Thiratoscirtus yorubanus

Scientific classification
- Kingdom: Animalia
- Phylum: Arthropoda
- Subphylum: Chelicerata
- Class: Arachnida
- Order: Araneae
- Infraorder: Araneomorphae
- Family: Salticidae
- Genus: Thiratoscirtus
- Species: T. yorubanus
- Binomial name: Thiratoscirtus yorubanus Wesołowska & Russell-Smith, 2011

= Thiratoscirtus yorubanus =

- Authority: Wesołowska & Russell-Smith, 2011

Species of spider

Thiratoscirtus yorubanus is a species of jumping spider in the genus Thiratoscirtus that lives in Nigeria. The species was first described in 2011 by Wanda Wesołowska and Russell-Smith. The holotype was found at an altitude of 1900 m above sea level. on Obudu Plateau, Cross River State. Only the female has been described. It is a medium-sized spider, with a cephalothorax that is typically 3.7 mm long and an abdomen that is 3.5 mm in length, both oval in shape. The mouthparts include large chelicerae and a short fang. Its copulatory organs are unusual, including the presence of a lobe that is shaped like the head of an axe on the palpal bulb and two protrusions on the palpal tibia, or tibial apophyses.

==Taxonomy==
Thiratoscirtus yorubanus is a species of jumping spider that was first described by Wanda Wesołowska and Russell-Smith in 2011. They allocated the spider to the genus Thiratoscirtus, first circumscribed in 1909 by Eugène Simon. The genus is very diverse and contains many monophyletic groups.

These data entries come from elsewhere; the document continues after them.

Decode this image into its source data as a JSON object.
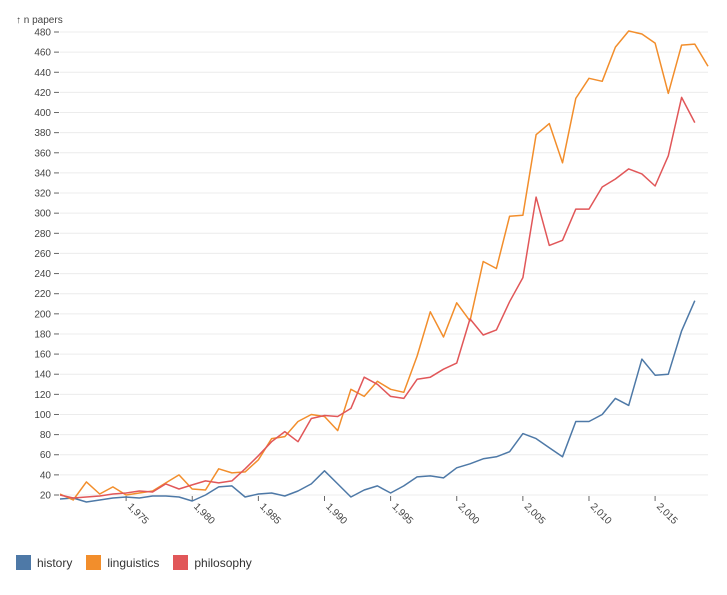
{
  "chart_data": {
    "type": "line",
    "title": "",
    "ylabel": "↑ n papers",
    "xlabel": "",
    "xlim": [
      1970,
      2019
    ],
    "ylim": [
      10,
      490
    ],
    "xticks": [
      1975,
      1980,
      1985,
      1990,
      1995,
      2000,
      2005,
      2010,
      2015
    ],
    "xtick_labels": [
      "1,975",
      "1,980",
      "1,985",
      "1,990",
      "1,995",
      "2,000",
      "2,005",
      "2,010",
      "2,015"
    ],
    "yticks": [
      20,
      40,
      60,
      80,
      100,
      120,
      140,
      160,
      180,
      200,
      220,
      240,
      260,
      280,
      300,
      320,
      340,
      360,
      380,
      400,
      420,
      440,
      460,
      480
    ],
    "grid": "horizontal",
    "legend_position": "bottom-left",
    "x": [
      1970,
      1971,
      1972,
      1973,
      1974,
      1975,
      1976,
      1977,
      1978,
      1979,
      1980,
      1981,
      1982,
      1983,
      1984,
      1985,
      1986,
      1987,
      1988,
      1989,
      1990,
      1991,
      1992,
      1993,
      1994,
      1995,
      1996,
      1997,
      1998,
      1999,
      2000,
      2001,
      2002,
      2003,
      2004,
      2005,
      2006,
      2007,
      2008,
      2009,
      2010,
      2011,
      2012,
      2013,
      2014,
      2015,
      2016,
      2017,
      2018,
      2019
    ],
    "series": [
      {
        "name": "history",
        "color": "#4e79a7",
        "values": [
          16,
          17,
          13,
          15,
          17,
          18,
          17,
          19,
          19,
          18,
          14,
          20,
          28,
          29,
          18,
          21,
          22,
          19,
          24,
          31,
          44,
          31,
          18,
          25,
          29,
          22,
          29,
          38,
          39,
          37,
          47,
          51,
          56,
          58,
          63,
          81,
          76,
          67,
          58,
          93,
          93,
          100,
          116,
          109,
          155,
          139,
          140,
          183,
          213,
          null
        ]
      },
      {
        "name": "linguistics",
        "color": "#f28e2c",
        "values": [
          21,
          15,
          33,
          21,
          28,
          20,
          22,
          24,
          32,
          40,
          26,
          25,
          46,
          42,
          43,
          55,
          76,
          78,
          93,
          100,
          98,
          84,
          125,
          118,
          133,
          125,
          122,
          158,
          202,
          177,
          211,
          193,
          252,
          245,
          297,
          298,
          378,
          389,
          350,
          414,
          434,
          431,
          465,
          481,
          478,
          469,
          419,
          467,
          468,
          446
        ]
      },
      {
        "name": "philosophy",
        "color": "#e15759",
        "values": [
          20,
          17,
          18,
          19,
          21,
          22,
          24,
          23,
          31,
          26,
          30,
          34,
          32,
          34,
          46,
          59,
          73,
          83,
          73,
          96,
          99,
          98,
          106,
          137,
          130,
          118,
          116,
          135,
          137,
          145,
          151,
          195,
          179,
          184,
          212,
          236,
          316,
          268,
          273,
          304,
          304,
          326,
          334,
          344,
          339,
          327,
          357,
          415,
          390,
          null
        ]
      }
    ]
  }
}
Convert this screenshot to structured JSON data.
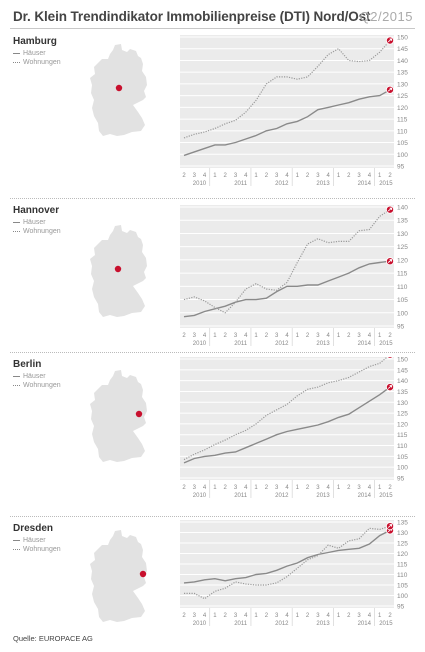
{
  "header": {
    "title": "Dr. Klein Trendindikator Immobilienpreise (DTI) Nord/Ost",
    "period": "Q2/2015"
  },
  "source": "Quelle: EUROPACE AG",
  "colors": {
    "accent": "#c8102e",
    "haeuser_line": "#8a8a8a",
    "wohnungen_line": "#9a9a9a",
    "grid": "#ffffff",
    "plot_bg": "#ebebeb",
    "map": "#e2e2e2"
  },
  "legend": {
    "haeuser": "Häuser",
    "wohnungen": "Wohnungen"
  },
  "panels": [
    {
      "city": "Hamburg"
    },
    {
      "city": "Hannover"
    },
    {
      "city": "Berlin"
    },
    {
      "city": "Dresden"
    }
  ],
  "chart_data": [
    {
      "type": "line",
      "title": "Hamburg",
      "x_quarter_labels": [
        "2",
        "3",
        "4",
        "1",
        "2",
        "3",
        "4",
        "1",
        "2",
        "3",
        "4",
        "1",
        "2",
        "3",
        "4",
        "1",
        "2",
        "3",
        "4",
        "1",
        "2"
      ],
      "x_year_labels": [
        "2010",
        "2011",
        "2012",
        "2013",
        "2014",
        "2015"
      ],
      "ylim": [
        95,
        150
      ],
      "yticks": [
        95,
        100,
        105,
        110,
        115,
        120,
        125,
        130,
        135,
        140,
        145,
        150
      ],
      "series": [
        {
          "name": "Häuser",
          "style": "solid",
          "values": [
            99.5,
            101,
            102.5,
            104,
            104,
            105,
            106.5,
            108,
            110,
            111,
            113,
            114,
            116,
            119,
            120,
            121,
            122,
            123.5,
            124.5,
            125,
            127.5
          ]
        },
        {
          "name": "Wohnungen",
          "style": "dotted",
          "values": [
            107,
            108.5,
            109.5,
            111,
            113,
            114.5,
            118,
            123,
            130,
            133,
            133,
            132,
            133,
            137.5,
            142.5,
            145,
            140,
            139.5,
            140,
            143.5,
            148.5
          ]
        }
      ]
    },
    {
      "type": "line",
      "title": "Hannover",
      "x_quarter_labels": [
        "2",
        "3",
        "4",
        "1",
        "2",
        "3",
        "4",
        "1",
        "2",
        "3",
        "4",
        "1",
        "2",
        "3",
        "4",
        "1",
        "2",
        "3",
        "4",
        "1",
        "2"
      ],
      "x_year_labels": [
        "2010",
        "2011",
        "2012",
        "2013",
        "2014",
        "2015"
      ],
      "ylim": [
        95,
        140
      ],
      "yticks": [
        95,
        100,
        105,
        110,
        115,
        120,
        125,
        130,
        135,
        140
      ],
      "series": [
        {
          "name": "Häuser",
          "style": "solid",
          "values": [
            98.5,
            99,
            100.5,
            101.5,
            102.5,
            104,
            105,
            105,
            105.5,
            108,
            110,
            110,
            110.5,
            110.5,
            112,
            113.5,
            115,
            117,
            118.5,
            119,
            119.5
          ]
        },
        {
          "name": "Wohnungen",
          "style": "dotted",
          "values": [
            105,
            106,
            104.5,
            102,
            100,
            104,
            109,
            111,
            109,
            108.5,
            111.5,
            119,
            126,
            128,
            126.5,
            127,
            127,
            131,
            131.5,
            136.5,
            139
          ]
        }
      ]
    },
    {
      "type": "line",
      "title": "Berlin",
      "x_quarter_labels": [
        "2",
        "3",
        "4",
        "1",
        "2",
        "3",
        "4",
        "1",
        "2",
        "3",
        "4",
        "1",
        "2",
        "3",
        "4",
        "1",
        "2",
        "3",
        "4",
        "1",
        "2"
      ],
      "x_year_labels": [
        "2010",
        "2011",
        "2012",
        "2013",
        "2014",
        "2015"
      ],
      "ylim": [
        95,
        150
      ],
      "yticks": [
        95,
        100,
        105,
        110,
        115,
        120,
        125,
        130,
        135,
        140,
        145,
        150
      ],
      "series": [
        {
          "name": "Häuser",
          "style": "solid",
          "values": [
            102,
            104,
            105,
            105.5,
            106.5,
            107,
            109,
            111,
            113,
            115,
            116.5,
            117.5,
            118.5,
            119.5,
            121,
            123,
            124.5,
            127.5,
            130.5,
            133.5,
            137
          ]
        },
        {
          "name": "Wohnungen",
          "style": "dotted",
          "values": [
            103.5,
            106,
            108,
            110.5,
            112.5,
            115,
            117,
            120,
            124,
            126.5,
            129,
            133,
            136,
            137,
            139,
            140,
            141.5,
            144,
            146.5,
            148,
            152
          ]
        }
      ]
    },
    {
      "type": "line",
      "title": "Dresden",
      "x_quarter_labels": [
        "2",
        "3",
        "4",
        "1",
        "2",
        "3",
        "4",
        "1",
        "2",
        "3",
        "4",
        "1",
        "2",
        "3",
        "4",
        "1",
        "2",
        "3",
        "4",
        "1",
        "2"
      ],
      "x_year_labels": [
        "2010",
        "2011",
        "2012",
        "2013",
        "2014",
        "2015"
      ],
      "ylim": [
        95,
        135
      ],
      "yticks": [
        95,
        100,
        105,
        110,
        115,
        120,
        125,
        130,
        135
      ],
      "series": [
        {
          "name": "Häuser",
          "style": "solid",
          "values": [
            106,
            106.5,
            107.5,
            108,
            107,
            108,
            108.5,
            110,
            110.5,
            112,
            114,
            115.5,
            118,
            119.5,
            120.5,
            121.5,
            122,
            122.5,
            124.5,
            128.5,
            131
          ]
        },
        {
          "name": "Wohnungen",
          "style": "dotted",
          "values": [
            101,
            101,
            98.5,
            102,
            103.5,
            106.5,
            105.5,
            105,
            105,
            106,
            109,
            113,
            117,
            119,
            124,
            122.5,
            126,
            127,
            132,
            131.5,
            133
          ]
        }
      ]
    }
  ]
}
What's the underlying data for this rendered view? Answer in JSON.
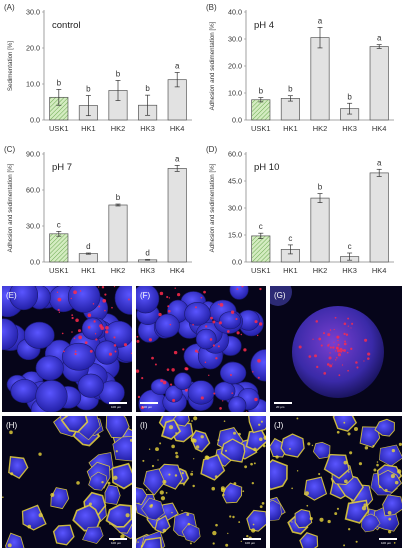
{
  "chart_data": [
    {
      "type": "bar",
      "panel_label": "(A)",
      "inset_title": "control",
      "ylabel": "Sedimentation [%]",
      "ylim": [
        0,
        30
      ],
      "yticks": [
        "0.0",
        "10.0",
        "20.0",
        "30.0"
      ],
      "categories": [
        "USK1",
        "HK1",
        "HK2",
        "HK3",
        "HK4"
      ],
      "values": [
        6.3,
        4.0,
        8.2,
        4.1,
        11.2
      ],
      "errors": [
        2.2,
        2.8,
        2.8,
        2.8,
        2.0
      ],
      "letters": [
        "b",
        "b",
        "b",
        "b",
        "a"
      ]
    },
    {
      "type": "bar",
      "panel_label": "(B)",
      "inset_title": "pH 4",
      "ylabel": "Adhesion and sedimentation [%]",
      "ylim": [
        0,
        40
      ],
      "yticks": [
        "0.0",
        "10.0",
        "20.0",
        "30.0",
        "40.0"
      ],
      "categories": [
        "USK1",
        "HK1",
        "HK2",
        "HK3",
        "HK4"
      ],
      "values": [
        7.5,
        8.0,
        30.5,
        4.2,
        27.2
      ],
      "errors": [
        0.8,
        1.0,
        3.8,
        2.0,
        0.7
      ],
      "letters": [
        "b",
        "b",
        "a",
        "b",
        "a"
      ]
    },
    {
      "type": "bar",
      "panel_label": "(C)",
      "inset_title": "pH 7",
      "ylabel": "Adhesion and sedimentation [%]",
      "ylim": [
        0,
        90
      ],
      "yticks": [
        "0.0",
        "30.0",
        "60.0",
        "90.0"
      ],
      "categories": [
        "USK1",
        "HK1",
        "HK2",
        "HK3",
        "HK4"
      ],
      "values": [
        23.5,
        7.0,
        47.5,
        1.8,
        78.0
      ],
      "errors": [
        2.0,
        0.5,
        0.8,
        0.3,
        2.5
      ],
      "letters": [
        "c",
        "d",
        "b",
        "d",
        "a"
      ]
    },
    {
      "type": "bar",
      "panel_label": "(D)",
      "inset_title": "pH 10",
      "ylabel": "Adhesion and sedimentation [%]",
      "ylim": [
        0,
        60
      ],
      "yticks": [
        "0.0",
        "15.0",
        "30.0",
        "45.0",
        "60.0"
      ],
      "categories": [
        "USK1",
        "HK1",
        "HK2",
        "HK3",
        "HK4"
      ],
      "values": [
        14.5,
        7.0,
        35.5,
        3.0,
        49.5
      ],
      "errors": [
        1.5,
        2.5,
        2.5,
        2.0,
        2.0
      ],
      "letters": [
        "c",
        "c",
        "b",
        "c",
        "a"
      ]
    }
  ],
  "micrographs": [
    {
      "label": "(E)",
      "scale": "100 µm"
    },
    {
      "label": "(F)",
      "scale": "100 µm"
    },
    {
      "label": "(G)",
      "scale": "20 µm"
    },
    {
      "label": "(H)",
      "scale": "100 µm"
    },
    {
      "label": "(I)",
      "scale": "100 µm"
    },
    {
      "label": "(J)",
      "scale": "100 µm"
    }
  ],
  "colors": {
    "bar_usk1": "#d4ecc1",
    "bar_usk1_hatch": "#6aa84f",
    "bar_hk": "#e2e2e2",
    "bar_stroke": "#555555",
    "micro_bg": "#06051a",
    "cell_blue": "#3a36d6",
    "stain_red": "#ff2a4a",
    "stain_yellow": "#e8d43a"
  }
}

Thiratoscirtus is a member of the subtribe Thiratoscirtina in the tribe Aelurillini. The genus is closely related to Nimbarus. In 2012, Mellissa Bodner and Maddison proposed a subfamily Thiratoscirtinae for the genus and its related genera. This overlapped with a group of genera named Thiratoscirtines after the genus, created by Jerzy Prószyński in 2017. Phylogenetic analysis has shown that the genus is related to the genera Alfenus, Bacelarella, Longarenus and Malloneta. It is likely to have diverged between 16.3 and 18.7 million years ago. Wayne Maddison allocated the tribe to the subclade Simonida in the clade Saltafresia in the clade Salticoida. The species is named after the Yoruba people of Nigeria who live in the area where it was first found.

==Description==
Thiratoscirtus yorubanus is a medium-sized spider with unique physical features. The spider's body is divided into two main parts: a cephalothorax and an abdomen, both which are ovals of a similar size. Males of this species have a cephalothorax measuring typically 3.7 mm in length and 2.6 mm in width. The hard upper part of the cephalothorax, or carapace, is a moderately high oval. It is generally brown with a covering of short brown hairs. It has a pronounced depression in the centre of the carapace, or fovea, that is lighter while the edges are darker and have a coat of light grey hairs. The spider's eye field is black with a metallic tint with whitish-grey hairs forming a thin line around its edges.

The spider's face, known as the clypeus, is brown with a scattering of white hairs. The mouthparts include very large chelicerae, with a short fang that has a wide base and a single tooth, labium and maxillae that are characterised by two wing-shaped blobs. Its abdomen is an oval that is typically 3.5 mm in length and 2.5 mm in width. The upper part is dark with a covering of short thin hairs and scattering of long bristles. There is a mosaic of dark patches on its surface and a vague lighter streak down the middle. The lower part is yellowish and marked by a wide dark band. The spider's legs are generally brown with brown hairs and spines. The front two pairs of legs are longer than the others.

The spider has distinctive copulatory organs. The male has light brown pedipalps, sensory organs near the mouth, and a clump of brown hairs in the palpal tibia. The tibia has two protrusions, or tibial apophyses. The first apophysis, nearer the hairs, is shorter and curved. The second is longer and straighter. The palpal bulb is unusual being rounded with a curved top that looks a lot like an inverted comma and a distinctive lobe that is shaped like the head of an axe. A long thin embolus is attached to its top that curves around and then away from the bulb. It resembles the related Thiratoscirtus patagonicus, but differs in the shape of the tibial apophyses and the base of the embolus. The male has not been described.

==Distribution==
Thiratoscirtus spiders generally live in Africa and are particularly common in the forests of Central and West Africa. Thiratoscirtus yorubanus is endemic to Nigeria. The holotype was found on Obudu Plateau, Cross River State, in 1974 at an altitude of 1900 m above sea level.